Joyce Jonathan (1re à g.) et ses partenaires à l’émission chinoise Cheng Feng (PHOTOS FOURNIES PAR JOYCE JONATHAN) 

Cheng Feng 2024 : Un défi relevé avec brio 

En 2024, Joyce a accepté de participer à l’émission de variétés chinoise Cheng Feng (ou Ride the Wind, que l’on peut traduire par « Surfer sur les vagues »), une décision qui a surpris certains de ses fans. En effet, elle n’avait jamais participé à ce type d’émission auparavant, mais elle a été séduite par cette opportunité. « Se dépasser à travers l’apprentissage de nouvelles chansons, avec d’autres femmes très inspirantes », confie-t-elle.

L’émission regroupait 36 femmes de plus de 30 ans. Seulement six d’entre elles, dont Joyce, étaient étrangères. Pendant quatre mois, elles ont vécu dans de jolies villas à Changsha (Hunan), en équipes de deux, trois ou quatre, suivi des cours de chant et de danse et répété pour se produire lors de shows en direct. Dès le début, la chanteuse française a conquis le cœur des téléspectateurs chinois en interprétant Champs Élysées de Joe Dassin dans un style plus folk. Mais son succès ne s’est pas limité aux chansons françaises. Elle a aussi chanté des chansons uniquement en chinois, tels qu’une partie du célèbre Yueju, un opéra traditionnel chinois dans lequel les rôles masculins sont joués par des femmes.
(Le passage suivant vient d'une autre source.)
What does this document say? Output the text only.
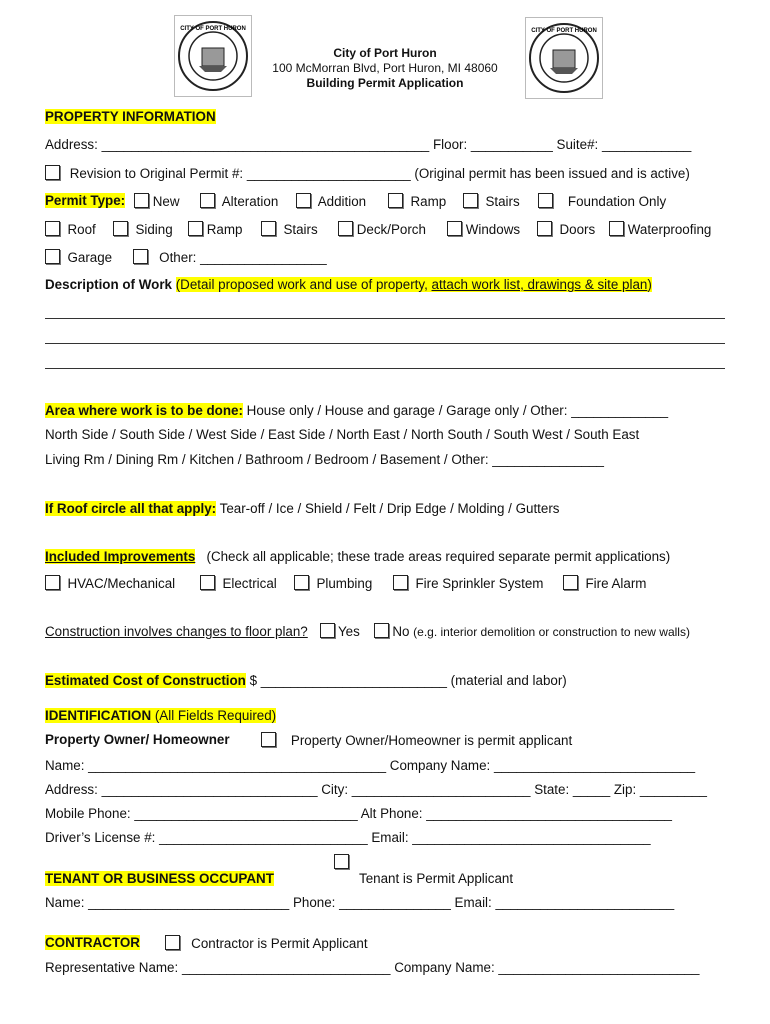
CITY OF PORT HURON	CITY OF PORT HURON
City of Port Huron
100 McMorran Blvd, Port Huron, MI 48060
Building Permit Application
PROPERTY INFORMATION
Address: ____________________________________________ Floor: ___________ Suite#: ____________
Revision to Original Permit #: ______________________ (Original permit has been issued and is active)
Permit Type:	New	Alteration	Addition	Ramp	Stairs	Foundation Only
Roof	Siding	Ramp	Stairs	Deck/Porch	Windows	Doors	Waterproofing
Garage	Other: _________________
Description of Work (Detail proposed work and use of property, attach work list, drawings & site plan)
Area where work is to be done: House only / House and garage / Garage only / Other: _____________
North Side / South Side / West Side / East Side / North East / North South / South West / South East
Living Rm / Dining Rm / Kitchen / Bathroom / Bedroom / Basement / Other: _______________
If Roof circle all that apply: Tear-off / Ice / Shield / Felt / Drip Edge / Molding / Gutters
Included Improvements (Check all applicable; these trade areas required separate permit applications)
HVAC/Mechanical	Electrical	Plumbing	Fire Sprinkler System	Fire Alarm
Construction involves changes to floor plan? Yes No (e.g. interior demolition or construction to new walls)
Estimated Cost of Construction $ _________________________ (material and labor)
IDENTIFICATION (All Fields Required)
Property Owner/ Homeowner	Property Owner/Homeowner is permit applicant
Name: ________________________________________ Company Name: ___________________________
Address: _____________________________ City: ________________________ State: _____ Zip: _________
Mobile Phone: ______________________________ Alt Phone: _________________________________
Driver’s License #: ____________________________ Email: ________________________________
TENANT OR BUSINESS OCCUPANT	Tenant is Permit Applicant
Name: ___________________________ Phone: _______________ Email: ________________________
CONTRACTOR	Contractor is Permit Applicant
Representative Name: ____________________________ Company Name: ___________________________
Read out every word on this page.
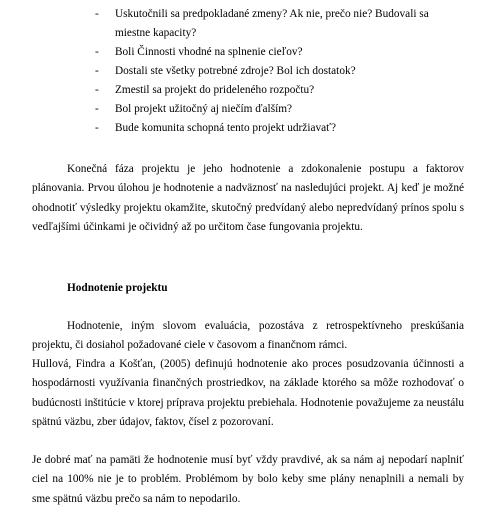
- Uskutočnili sa predpokladané zmeny? Ak nie, prečo nie? Budovali sa miestne kapacity?
- Boli Činnosti vhodné na splnenie cieľov?
- Dostali ste všetky potrebné zdroje? Bol ich dostatok?
- Zmestil sa projekt do prideleného rozpočtu?
- Bol projekt užitočný aj niečím ďalším?
- Bude komunita schopná tento projekt udržiavať?

Konečná fáza projektu je jeho hodnotenie a zdokonalenie postupu a faktorov plánovania. Prvou úlohou je hodnotenie a nadväznosť na nasledujúci projekt. Aj keď je možné ohodnotiť výsledky projektu okamžite, skutočný predvídaný alebo nepredvídaný prínos spolu s vedľajšími účinkami je očividný až po určitom čase fungovania projektu.

Hodnotenie projektu

Hodnotenie, iným slovom evaluácia, pozostáva z retrospektívneho preskúšania projektu, či dosiahol požadované ciele v časovom a finančnom rámci.

Hullová, Findra a Košťan, (2005) definujú hodnotenie ako proces posudzovania účinnosti a hospodárnosti využívania finančných prostriedkov, na základe ktorého sa môže rozhodovať o budúcnosti inštitúcie v ktorej príprava projektu prebiehala. Hodnotenie považujeme za neustálu spätnú väzbu, zber údajov, faktov, čísel z pozorovaní.

Je dobré mať na pamäti že hodnotenie musí byť vždy pravdivé, ak sa nám aj nepodarí naplniť ciel na 100% nie je to problém. Problémom by bolo keby sme plány nenaplnili a nemali by sme spätnú väzbu prečo sa nám to nepodarilo.
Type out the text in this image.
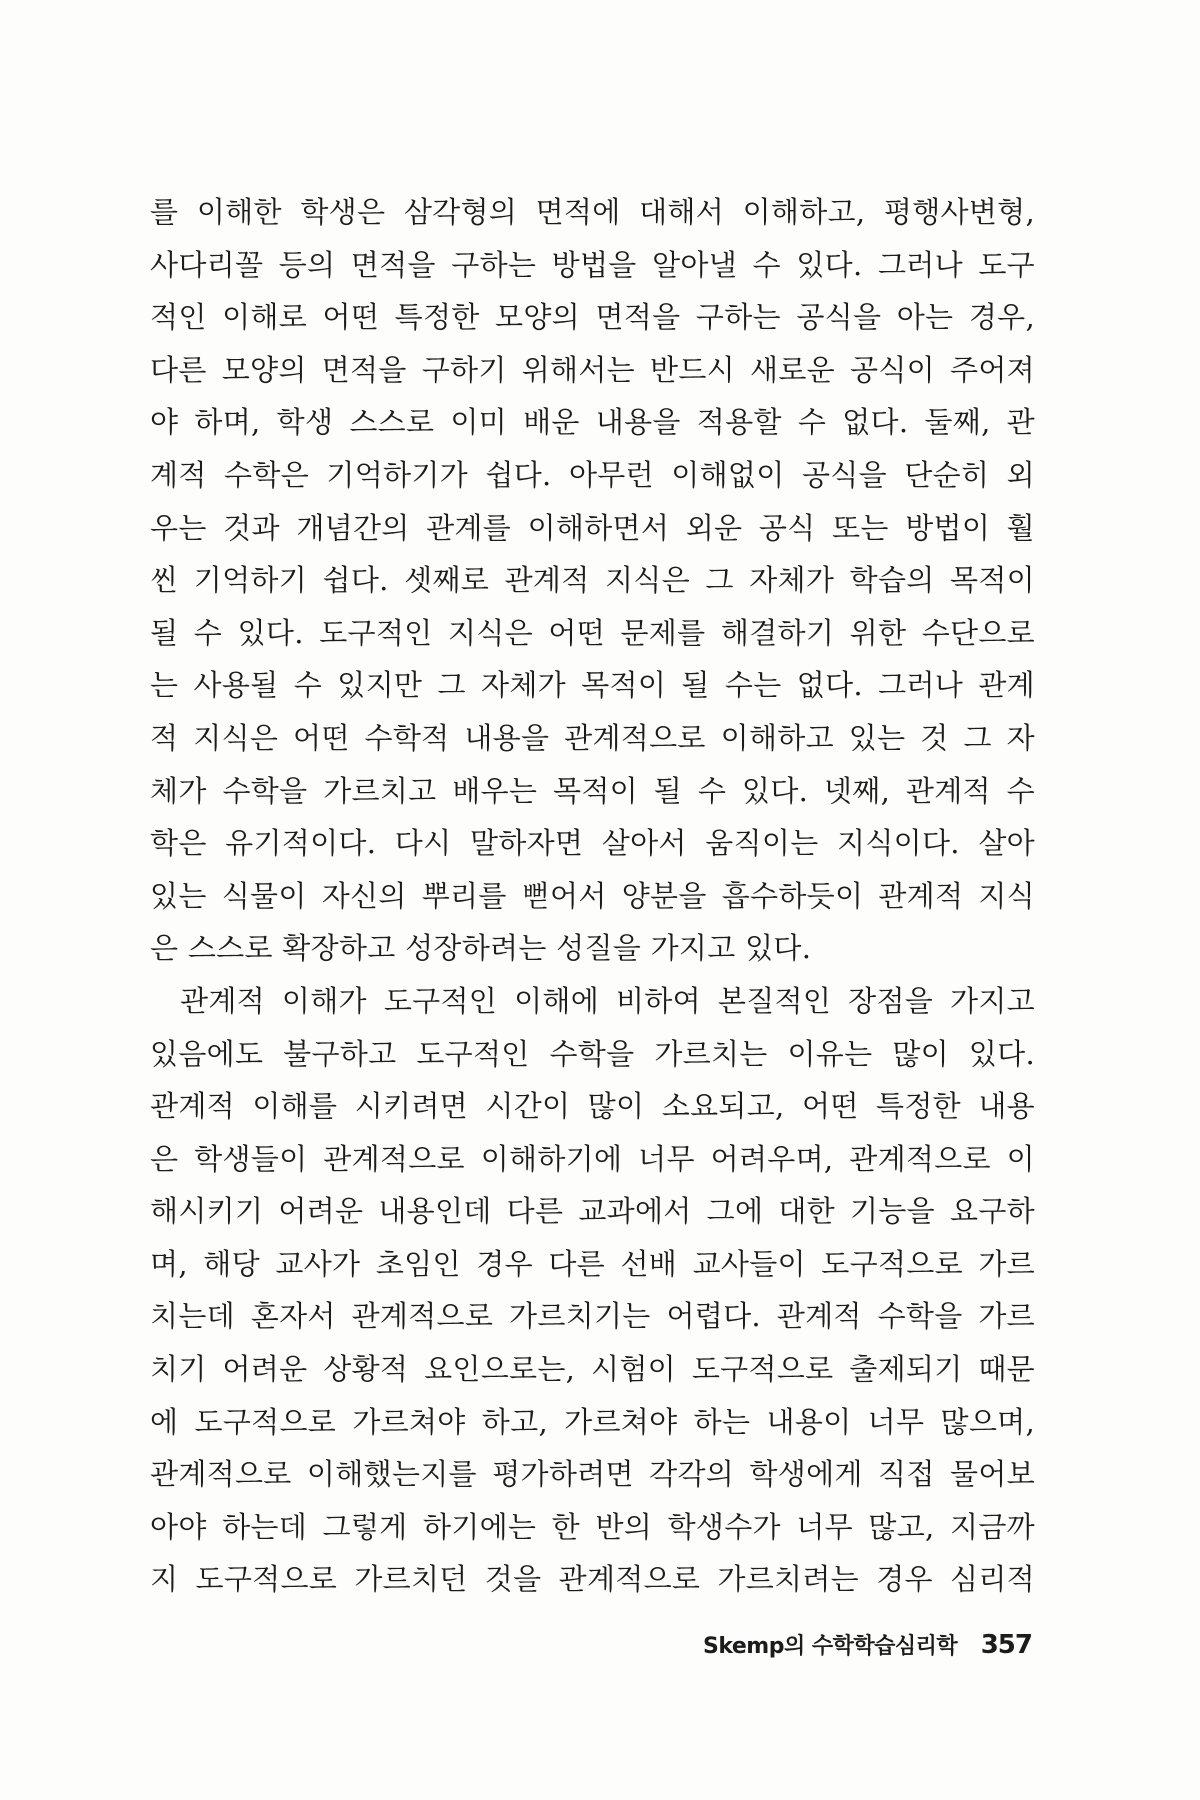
를 이해한 학생은 삼각형의 면적에 대해서 이해하고, 평행사변형,
사다리꼴 등의 면적을 구하는 방법을 알아낼 수 있다. 그러나 도구
적인 이해로 어떤 특정한 모양의 면적을 구하는 공식을 아는 경우,
다른 모양의 면적을 구하기 위해서는 반드시 새로운 공식이 주어져
야 하며, 학생 스스로 이미 배운 내용을 적용할 수 없다. 둘째, 관
계적 수학은 기억하기가 쉽다. 아무런 이해없이 공식을 단순히 외
우는 것과 개념간의 관계를 이해하면서 외운 공식 또는 방법이 훨
씬 기억하기 쉽다. 셋째로 관계적 지식은 그 자체가 학습의 목적이
될 수 있다. 도구적인 지식은 어떤 문제를 해결하기 위한 수단으로
는 사용될 수 있지만 그 자체가 목적이 될 수는 없다. 그러나 관계
적 지식은 어떤 수학적 내용을 관계적으로 이해하고 있는 것 그 자
체가 수학을 가르치고 배우는 목적이 될 수 있다. 넷째, 관계적 수
학은 유기적이다. 다시 말하자면 살아서 움직이는 지식이다. 살아
있는 식물이 자신의 뿌리를 뻗어서 양분을 흡수하듯이 관계적 지식
은 스스로 확장하고 성장하려는 성질을 가지고 있다.
관계적 이해가 도구적인 이해에 비하여 본질적인 장점을 가지고
있음에도 불구하고 도구적인 수학을 가르치는 이유는 많이 있다.
관계적 이해를 시키려면 시간이 많이 소요되고, 어떤 특정한 내용
은 학생들이 관계적으로 이해하기에 너무 어려우며, 관계적으로 이
해시키기 어려운 내용인데 다른 교과에서 그에 대한 기능을 요구하
며, 해당 교사가 초임인 경우 다른 선배 교사들이 도구적으로 가르
치는데 혼자서 관계적으로 가르치기는 어렵다. 관계적 수학을 가르
치기 어려운 상황적 요인으로는, 시험이 도구적으로 출제되기 때문
에 도구적으로 가르쳐야 하고, 가르쳐야 하는 내용이 너무 많으며,
관계적으로 이해했는지를 평가하려면 각각의 학생에게 직접 물어보
아야 하는데 그렇게 하기에는 한 반의 학생수가 너무 많고, 지금까
지 도구적으로 가르치던 것을 관계적으로 가르치려는 경우 심리적
Skemp의 수학학습심리학 357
Outre la difficulté de chanter en chinois, elle a suivi plusieurs cours de mise en scène pour réaliser les spectacles et s’entraîner sur les chorégraphies. La séparation avec sa fille de quatre ans pendant les longues périodes d’enregistrement a été une autre épreuve difficile. Mais elle a trouvé du réconfort dans le soutien des autres participantes, qu’elle appelle affectueusement ses « sœurs ». Beaucoup d’entre elles parlaient anglais, ce qui a facilité les échanges, et au fil du temps, la chanteuse a vu son niveau de chinois s’améliorer. À la fin de l’émission, elle était capable de comprendre les discussions et de chanter des chansons complexes en chinois. « J’ai beaucoup appris et je ne regrette pas d’avoir accepté le défi », affirme-t-elle. Peu importe l’intensité de la compétition et de l’entraînement, la chanteuse souriait constamment et répétait « 小意思 xiǎoyìsi », une façon d’exprimer à la fois son aisance et son attention envers les fans.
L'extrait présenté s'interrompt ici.